Introduction
When an API becomes slow, the first instinct is usually:
“The database must be the bottleneck.”
That assumption is often wrong.
In this investigation, we tested a Spring Boot API with PostgreSQL and discovered that even when the database performs well, the API can still be slow — sometimes over 1 second per request.
The Problem
During load testing, we observed:
- Most requests were very fast
- Some requests were extremely slow (up to ~2 seconds)
This inconsistency made the system unreliable.
System Architecture
To understand where latency might occur, we mapped the request flow:
Client ↓ API Gateway ↓ Spring Boot Controller ↓ Service Layer ↓ Repository (JPA) ↓ PostgreSQL
Each layer was a potential source of delay.
Step 1 — Verify Database Performance
We ran the query directly in PostgreSQL:
EXPLAIN ANALYZE SELECT * FROM transaction_record WHERE account_id = 100;
Result
- Execution time: ~40–50 ms
Conclusion
The database is fast and efficient.
Step 2 — Measure API Performance
We used Apache JMeter to simulate real traffic.
Test Configuration
- 200 concurrent users
- 10 loops
- Dataset: ~200,000 records
- Hardware: Ryzen 5 5600X
API Performance Metrics
| Metric | Value |
|---|---|
| Average latency | 23 ms |
| Median (P50) | 4 ms |
| P95 latency | 63 ms |
| P99 latency | 444 ms |
| Max latency | 1926 ms |
Latency Analysis
Most requests completed quickly:
- P50: 4 ms
But tail latency was significant:
- P99: 444 ms
- Max: ~2 seconds
This indicates a tail latency problem, where a small percentage of requests are very slow.
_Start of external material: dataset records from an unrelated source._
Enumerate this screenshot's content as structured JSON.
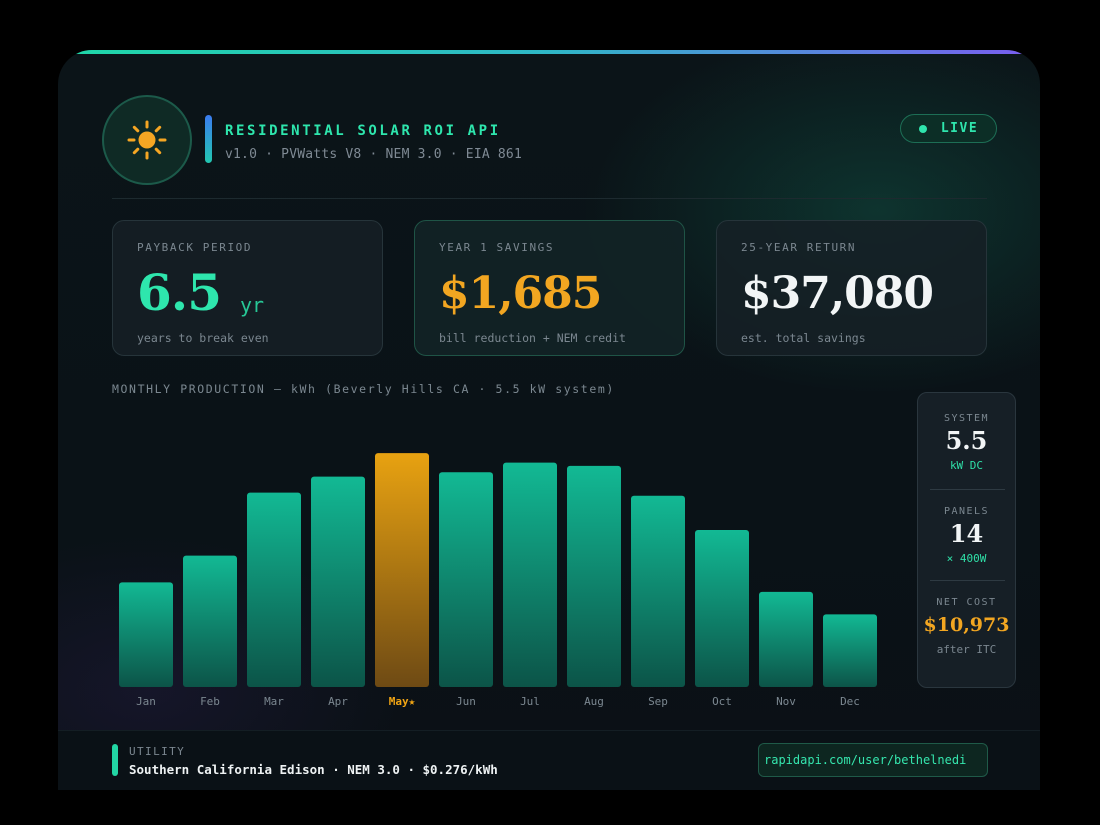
{
  "header": {
    "icon": "sun-icon",
    "title": "RESIDENTIAL SOLAR ROI API",
    "subtitle": "v1.0 · PVWatts V8 · NEM 3.0 · EIA 861",
    "status": "LIVE"
  },
  "stats": [
    {
      "label": "PAYBACK PERIOD",
      "value": "6.5",
      "unit": "yr",
      "caption": "years to break even"
    },
    {
      "label": "YEAR 1 SAVINGS",
      "value": "$1,685",
      "caption": "bill reduction + NEM credit"
    },
    {
      "label": "25-YEAR RETURN",
      "value": "$37,080",
      "caption": "est. total savings"
    }
  ],
  "chart_title": "MONTHLY PRODUCTION — kWh (Beverly Hills CA · 5.5 kW system)",
  "chart_data": {
    "type": "bar",
    "categories": [
      "Jan",
      "Feb",
      "Mar",
      "Apr",
      "May★",
      "Jun",
      "Jul",
      "Aug",
      "Sep",
      "Oct",
      "Nov",
      "Dec"
    ],
    "values": [
      490,
      615,
      910,
      985,
      1095,
      1005,
      1050,
      1035,
      895,
      735,
      445,
      340
    ],
    "highlight_index": 4,
    "ylim": [
      0,
      1100
    ],
    "grid": false,
    "colors": {
      "bar": "#16b38d",
      "highlight": "#f0a414"
    }
  },
  "side": {
    "system_label": "SYSTEM",
    "system_value": "5.5",
    "system_unit": "kW DC",
    "panels_label": "PANELS",
    "panels_value": "14",
    "panels_unit": "× 400W",
    "cost_label": "NET COST",
    "cost_value": "$10,973",
    "cost_unit": "after ITC"
  },
  "footer": {
    "label": "UTILITY",
    "value": "Southern California Edison · NEM 3.0 · $0.276/kWh",
    "link": "rapidapi.com/user/bethelnedi"
  }
}
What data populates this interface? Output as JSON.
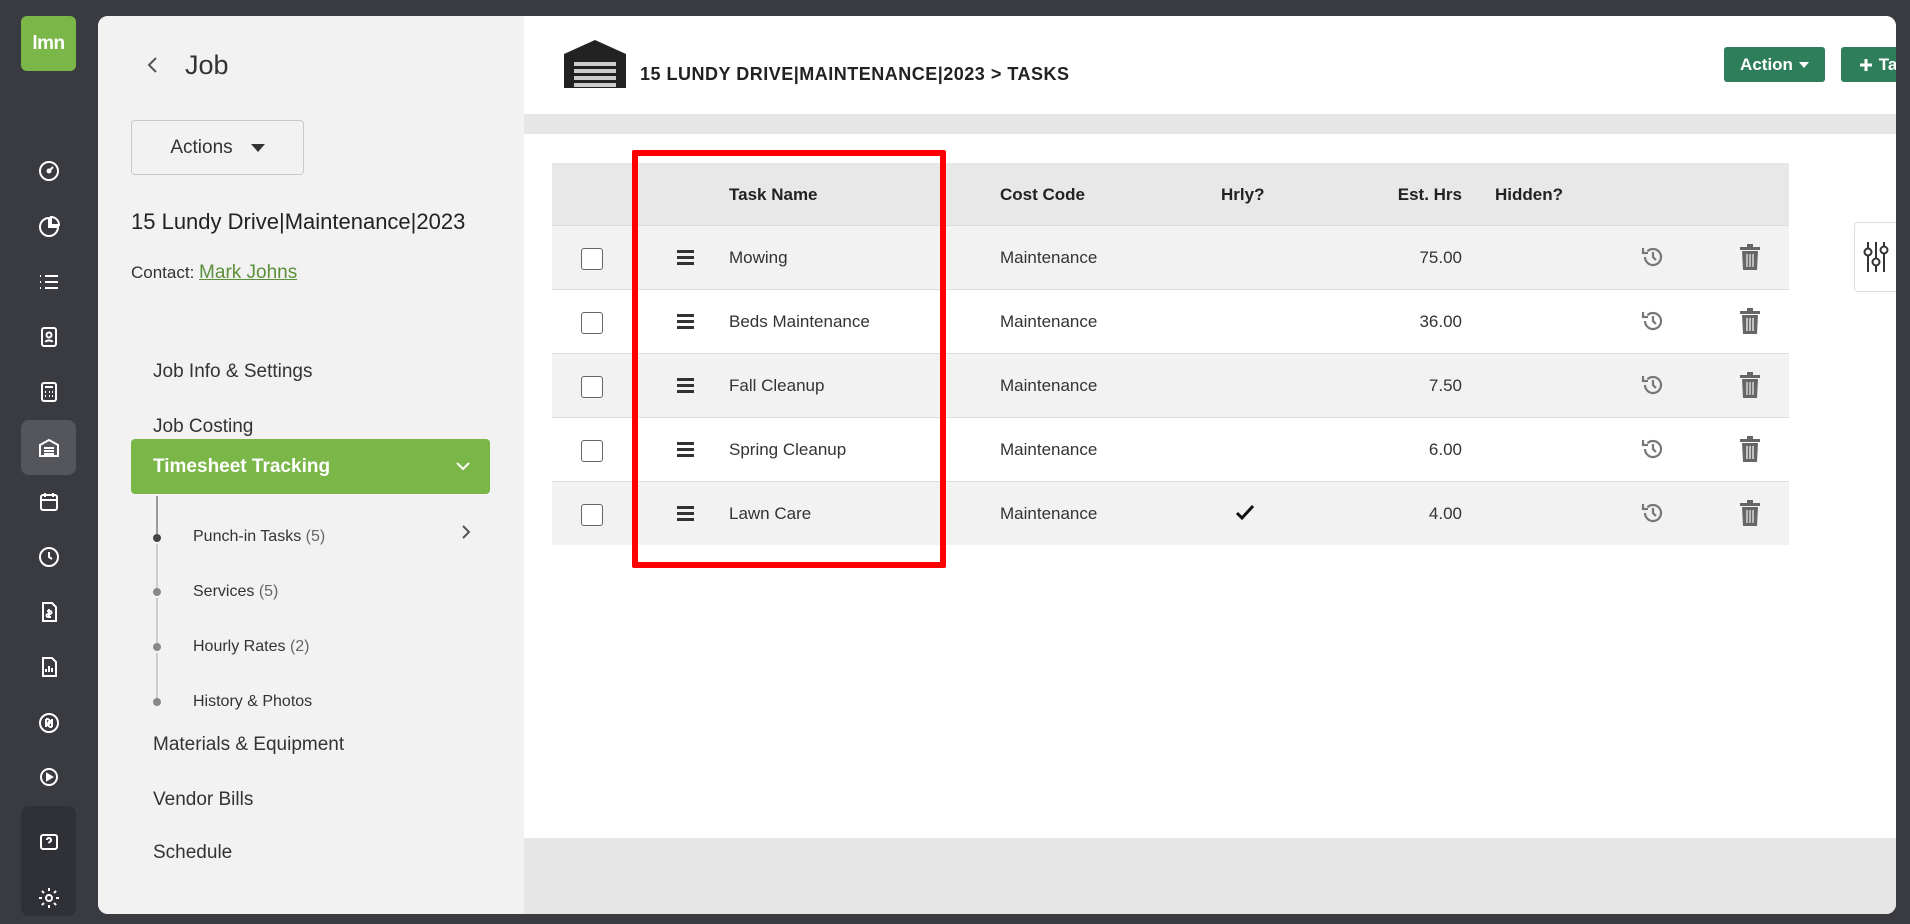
{
  "app": {
    "logo_text": "lmn"
  },
  "rail": {
    "icons": [
      "dashboard-icon",
      "pie-chart-icon",
      "list-icon",
      "contact-card-icon",
      "calculator-icon",
      "jobs-icon",
      "calendar-icon",
      "clock-icon",
      "invoice-icon",
      "report-icon",
      "quickbooks-icon",
      "play-icon",
      "help-icon",
      "settings-icon"
    ],
    "active": "jobs-icon"
  },
  "panel": {
    "title": "Job",
    "actions_label": "Actions",
    "job_name": "15 Lundy Drive|Maintenance|2023",
    "contact_label": "Contact:",
    "contact_name": "Mark Johns",
    "nav": {
      "job_info": "Job Info & Settings",
      "job_costing": "Job Costing",
      "timesheet": "Timesheet Tracking",
      "materials": "Materials & Equipment",
      "vendor_bills": "Vendor Bills",
      "schedule": "Schedule"
    },
    "sub": [
      {
        "label": "Punch-in Tasks",
        "count": "(5)"
      },
      {
        "label": "Services",
        "count": "(5)"
      },
      {
        "label": "Hourly Rates",
        "count": "(2)"
      },
      {
        "label": "History & Photos",
        "count": ""
      }
    ]
  },
  "header": {
    "breadcrumb": "15 LUNDY DRIVE|MAINTENANCE|2023 > TASKS",
    "action_label": "Action",
    "task_label": "Task"
  },
  "table": {
    "columns": {
      "task_name": "Task Name",
      "cost_code": "Cost Code",
      "hourly": "Hrly?",
      "est_hrs": "Est. Hrs",
      "hidden": "Hidden?"
    },
    "rows": [
      {
        "task_name": "Mowing",
        "cost_code": "Maintenance",
        "hourly": false,
        "est_hrs": "75.00"
      },
      {
        "task_name": "Beds Maintenance",
        "cost_code": "Maintenance",
        "hourly": false,
        "est_hrs": "36.00"
      },
      {
        "task_name": "Fall Cleanup",
        "cost_code": "Maintenance",
        "hourly": false,
        "est_hrs": "7.50"
      },
      {
        "task_name": "Spring Cleanup",
        "cost_code": "Maintenance",
        "hourly": false,
        "est_hrs": "6.00"
      },
      {
        "task_name": "Lawn Care",
        "cost_code": "Maintenance",
        "hourly": true,
        "est_hrs": "4.00"
      }
    ]
  },
  "colors": {
    "brand_green": "#7ab648",
    "button_green": "#2e7d5b",
    "highlight_red": "#ff0000",
    "rail_bg": "#3a3b40"
  }
}
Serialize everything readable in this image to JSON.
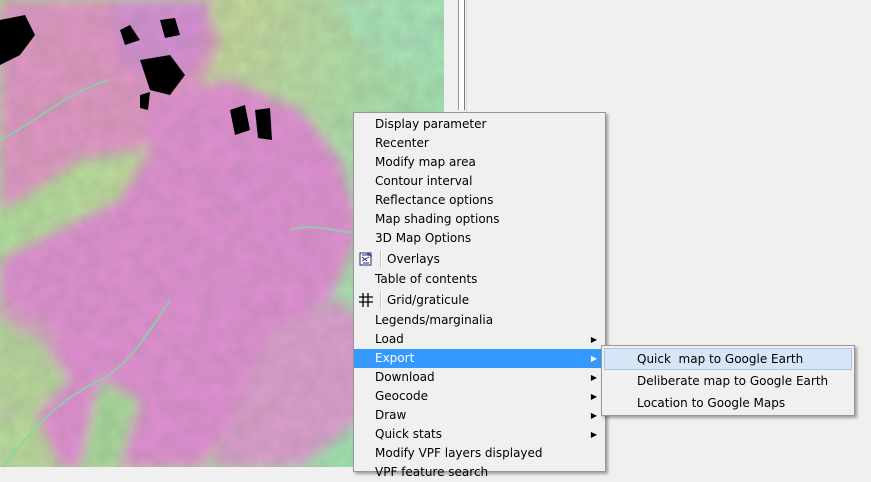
{
  "context_menu": {
    "items": [
      {
        "label": "Display parameter"
      },
      {
        "label": "Recenter"
      },
      {
        "label": "Modify map area"
      },
      {
        "label": "Contour interval"
      },
      {
        "label": "Reflectance options"
      },
      {
        "label": "Map shading options"
      },
      {
        "label": "3D Map Options"
      },
      {
        "label": "Overlays",
        "icon": "overlays-icon"
      },
      {
        "label": "Table of contents"
      },
      {
        "label": "Grid/graticule",
        "icon": "grid-icon"
      },
      {
        "label": "Legends/marginalia"
      },
      {
        "label": "Load",
        "submenu": true
      },
      {
        "label": "Export",
        "submenu": true,
        "active": true
      },
      {
        "label": "Download",
        "submenu": true
      },
      {
        "label": "Geocode",
        "submenu": true
      },
      {
        "label": "Draw",
        "submenu": true
      },
      {
        "label": "Quick stats",
        "submenu": true
      },
      {
        "label": "Modify VPF layers displayed"
      },
      {
        "label": "VPF feature search"
      }
    ]
  },
  "export_submenu": {
    "items": [
      {
        "label": "Quick  map to Google Earth",
        "hover": true
      },
      {
        "label": "Deliberate map to Google Earth"
      },
      {
        "label": "Location to Google Maps"
      }
    ]
  },
  "colors": {
    "menu_highlight": "#3399ff",
    "submenu_hover": "#d6e6f7",
    "map_green": "#9adf9c",
    "map_magenta": "#e58ad6"
  }
}
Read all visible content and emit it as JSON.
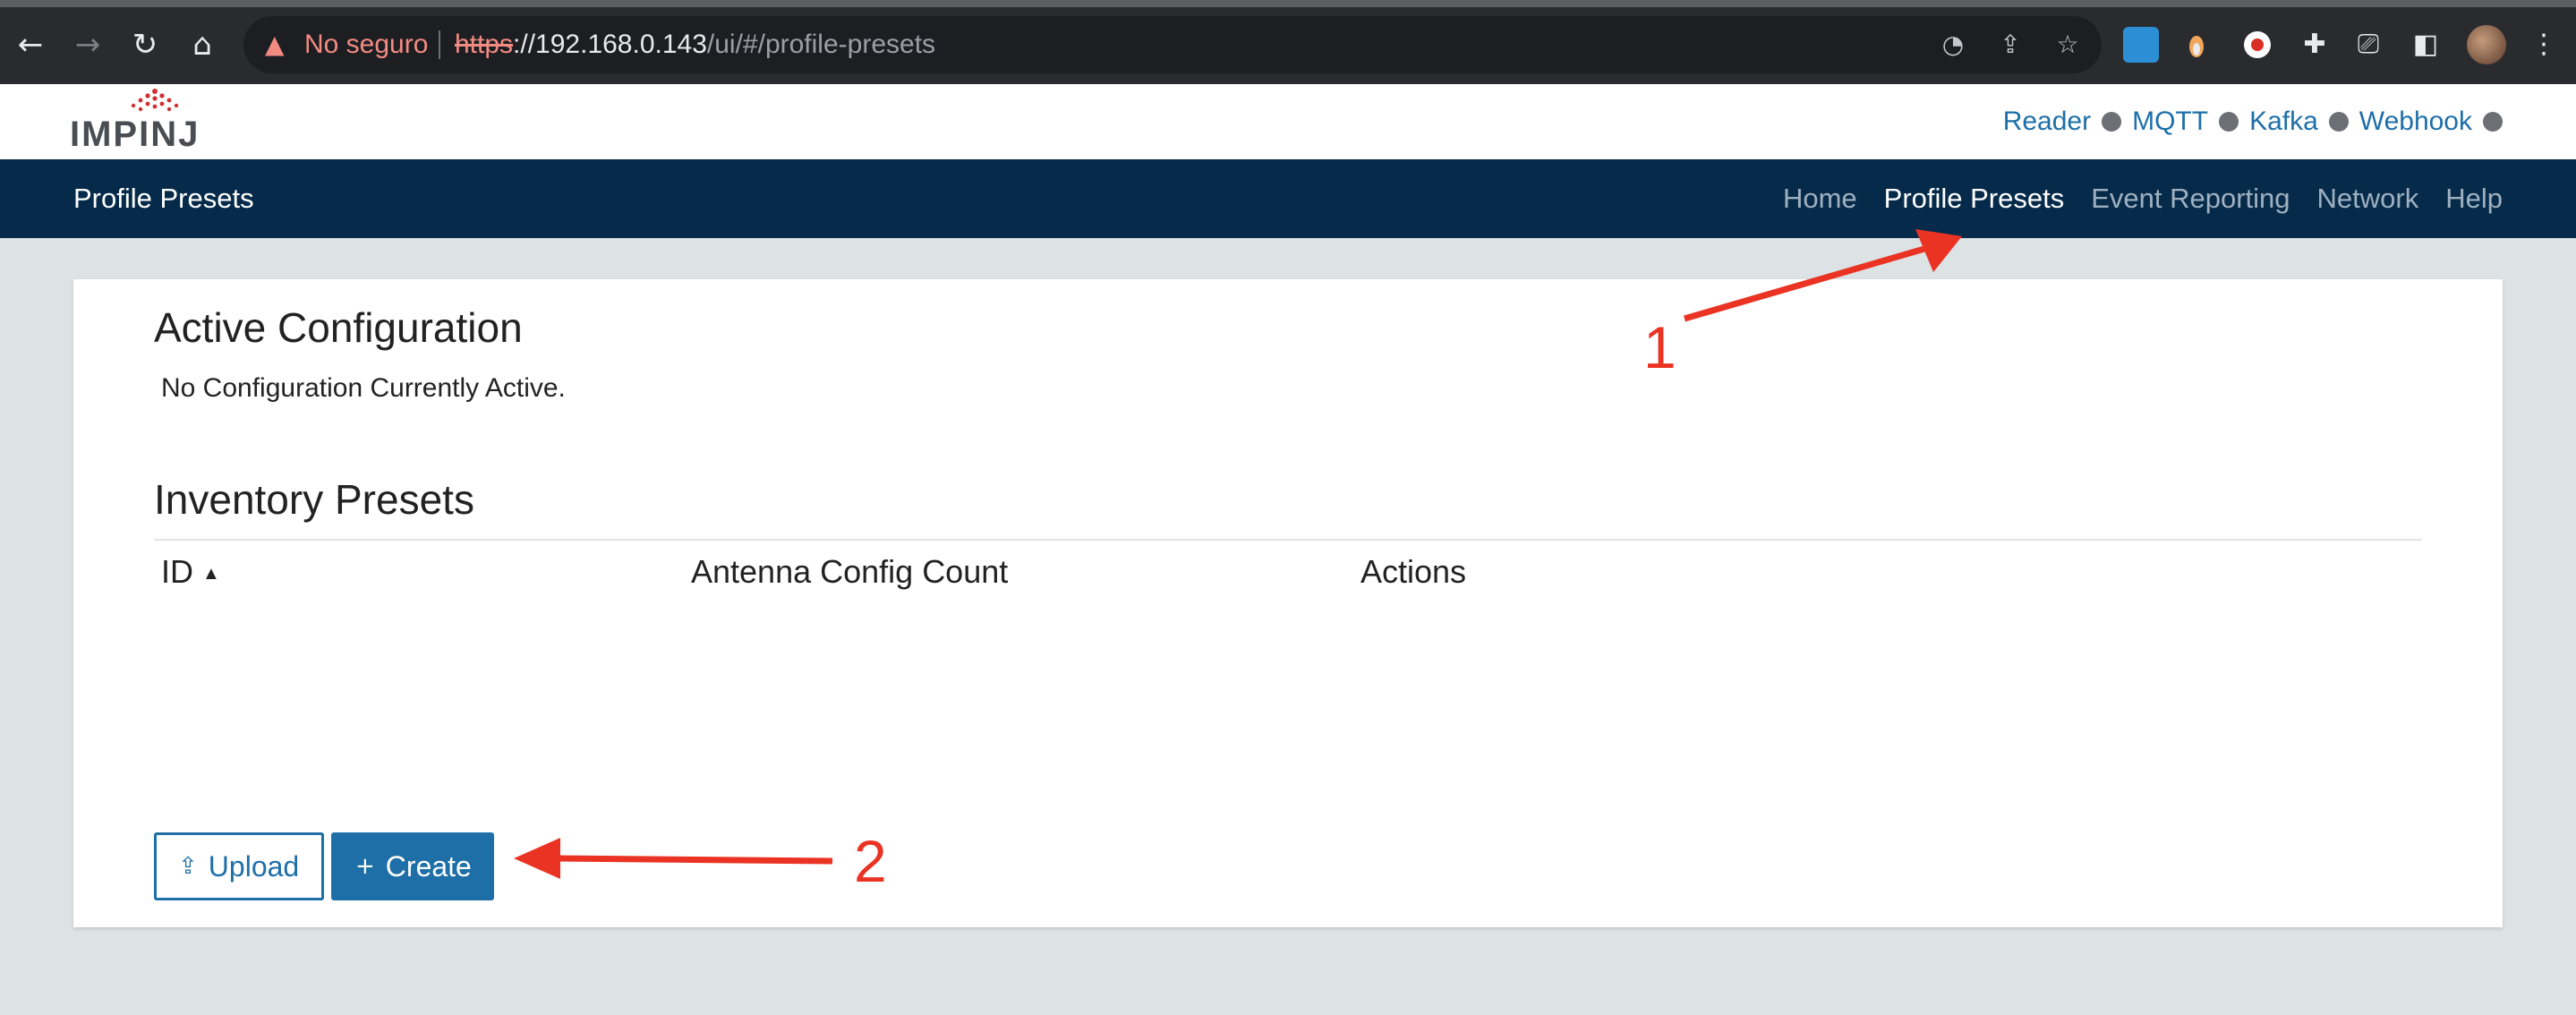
{
  "browser": {
    "security_warning": "No seguro",
    "url_scheme": "https",
    "url_host": "://192.168.0.143",
    "url_path": "/ui/#/profile-presets",
    "icons": [
      "back-icon",
      "forward-icon",
      "reload-icon",
      "home-icon",
      "performance-icon",
      "share-icon",
      "bookmark-star-icon",
      "extension-icons",
      "puzzle-icon",
      "cast-icon",
      "side-panel-icon",
      "profile-avatar",
      "menu-icon"
    ]
  },
  "header": {
    "logo_text": "IMPINJ",
    "status_links": [
      {
        "label": "Reader"
      },
      {
        "label": "MQTT"
      },
      {
        "label": "Kafka"
      },
      {
        "label": "Webhook"
      }
    ]
  },
  "navbar": {
    "brand": "Profile Presets",
    "links": [
      {
        "label": "Home",
        "active": false
      },
      {
        "label": "Profile Presets",
        "active": true
      },
      {
        "label": "Event Reporting",
        "active": false
      },
      {
        "label": "Network",
        "active": false
      },
      {
        "label": "Help",
        "active": false
      }
    ]
  },
  "active_config": {
    "title": "Active Configuration",
    "message": "No Configuration Currently Active."
  },
  "inventory": {
    "title": "Inventory Presets",
    "columns": [
      "ID",
      "Antenna Config Count",
      "Actions"
    ],
    "rows": []
  },
  "actions": {
    "upload_label": "Upload",
    "create_label": "Create"
  },
  "annotations": {
    "label_1": "1",
    "label_2": "2",
    "color": "#ea3323"
  },
  "colors": {
    "navbar_bg": "#062b4a",
    "link_blue": "#1e6fa8",
    "page_bg": "#dde2e5"
  }
}
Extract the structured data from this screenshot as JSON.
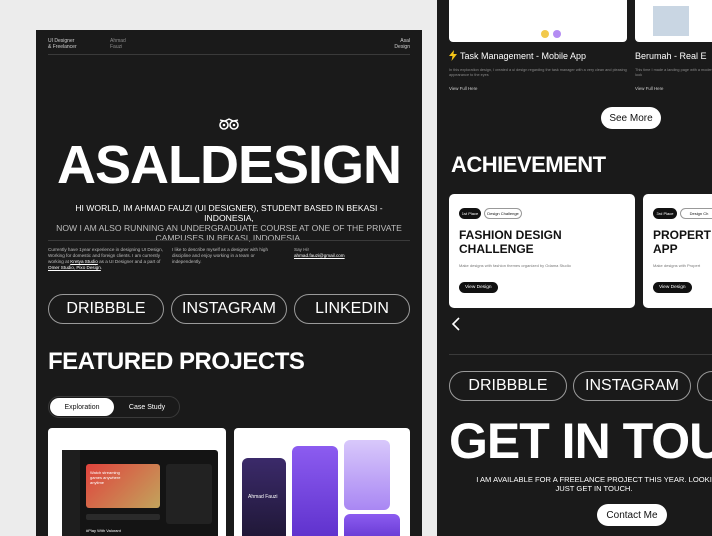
{
  "left": {
    "topbar": {
      "role_line1": "UI Designer",
      "role_line2": "& Freelancer",
      "name_line1": "Ahmad",
      "name_line2": "Fauzi",
      "ask_line1": "Asal",
      "ask_line2": "Design"
    },
    "hero_title": "ASALDESIGN",
    "intro_line1": "HI WORLD, IM AHMAD FAUZI (UI DESIGNER), STUDENT BASED IN BEKASI - INDONESIA,",
    "intro_line2": "NOW I AM ALSO RUNNING AN UNDERGRADUATE COURSE AT ONE OF THE PRIVATE",
    "intro_line3": "CAMPUSES IN BEKASI, INDONESIA.",
    "col1_text": "Currently have 1year experience in designing UI Design, Working for domestic and foreign clients. I am currently working at ",
    "col1_link1": "Kretya Studio",
    "col1_mid": " as a UI Designer and a part of ",
    "col1_link2": "Omer Studio, Pixo Design",
    "col1_end": ".",
    "col2_text": "I like to describe myself as a designer with high discipline and enjoy working in a team or independently.",
    "col3_label": "Say Hi!",
    "col3_email": "ahmad.fauzi@gmail.com",
    "social": [
      "DRIBBBLE",
      "INSTAGRAM",
      "LINKEDIN"
    ],
    "featured_title": "FEATURED PROJECTS",
    "tabs": [
      "Exploration",
      "Case Study"
    ],
    "card1": {
      "headline": "Watch streaming games anywhere anytime",
      "caption": "#Play With Valorant"
    },
    "card2": {
      "name": "Ahmad Fauzi"
    }
  },
  "right": {
    "projects": [
      {
        "title": "Task Management - Mobile App",
        "desc": "In this exploration design, I created a ui design regarding the task manager with a very clean and pleasing appearance to the eyes",
        "link": "View Full Here"
      },
      {
        "title": "Berumah - Real E",
        "desc": "This time I made a landing page with a modern look",
        "link": "View Full Here"
      }
    ],
    "see_more": "See More",
    "achievement_title": "ACHIEVEMENT",
    "achievements": [
      {
        "place": "1st Place",
        "category": "Design Challenge",
        "title_line1": "FASHION DESIGN",
        "title_line2": "CHALLENGE",
        "desc": "Make designs with fashion themes organized by Odama Studio",
        "cta": "View Design"
      },
      {
        "place": "3rd Place",
        "category": "Design Ch",
        "title_line1": "PROPERT",
        "title_line2": "APP",
        "desc": "Make designs with Propert",
        "cta": "View Design"
      }
    ],
    "social": [
      "DRIBBBLE",
      "INSTAGRAM"
    ],
    "get_in_touch": "GET IN TOU",
    "available_line1": "I AM AVAILABLE FOR A FREELANCE PROJECT THIS YEAR. LOOKI",
    "available_line2": "JUST GET IN TOUCH.",
    "contact": "Contact Me"
  }
}
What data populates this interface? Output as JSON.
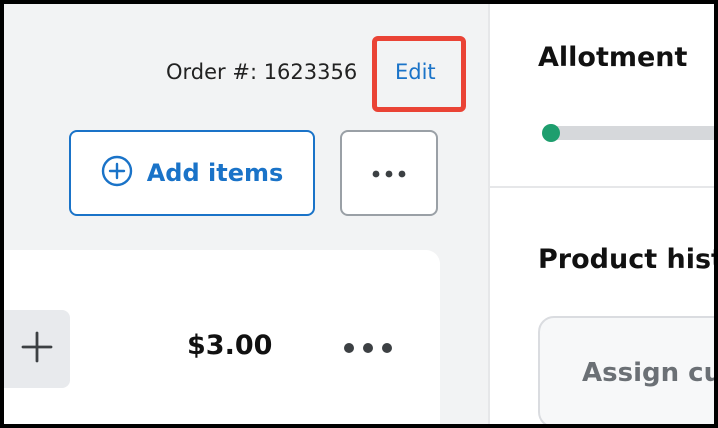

Step 3 — Measure Each Layer
We added logging inside the service layer:
long start = System.currentTimeMillis();List<Transaction> data = repository.findByAccountId(id);long dbTime = System.currentTimeMillis();process(data);long end = System.currentTimeMillis();log.info("DB time={} ms", dbTime - start);
log.info("Processing time={} ms", end - dbTime);
log.info("Total time={} ms", end - start);Real Results
Example logs:
DB time = 19 ms Processing time = 1112 ms Total time = 1131 ms
DB time = 24 ms Processing time = 1291 ms Total time = 1315 ms
Request Time Breakdown
| Layer | Time |
|---|---|
| Database query | 20–50 ms |
| Application processing | 1100–1500 ms |
| Total | 1200–1600 ms |
Root Cause
The issue was not the database.
It was the application layer.
Example of problematic code:
for (int i = 0; i < 10_000_000; i++) {
Math.sqrt(i * id);
}This simulated real-world problems, such as:
- Heavy data transformation
- Inefficient loops
- Excessive computation
- Serialization overhead
Why Only Some Requests Were Slow
The slowdown was not consistent. This is due to:
1. JVM JIT Compilation
Some requests run optimized code, others do not.
2. CPU Scheduling
Threads compete for CPU under load.
3. Garbage Collection
Occasional pauses increase latency.
Key Insight: Tail Latency Matters
Even if average latency looks good:
- Users experience the slowest requests, not the average
This is why:
P95 and P99 are more important than average latency.
Optimization
We reduced unnecessary processing:
- Removed heavy loops
- Simplified logic
- Optimized transformations
Before vs After
| Metric | Before | After |
|---|---|---|
| Avg latency | ~1200 ms | 23 ms |
| P95 | ~2000 ms | 63 ms |
| DB query | ~40 ms | ~40 ms |
Performance chart
- Latency Distribution: The latency distribution shows a strong tail, with rare spikes reaching ~2 seconds.
- Before vs After: API latency improved significantly after reducing application-layer processing.
- Request Breakdown: Most latency came from application logic, not the database.
Final Conclusion
This experiment demonstrates a key lesson:
A fast database does not guarantee a fast API.
In this case:
- PostgreSQL was performing well
- The real bottleneck was the application logic
Key Takeaways
Application code can be the main bottleneck
Always measure each layer independently
Don’t assume the database is the issue
Focus on P95/P99, not just averages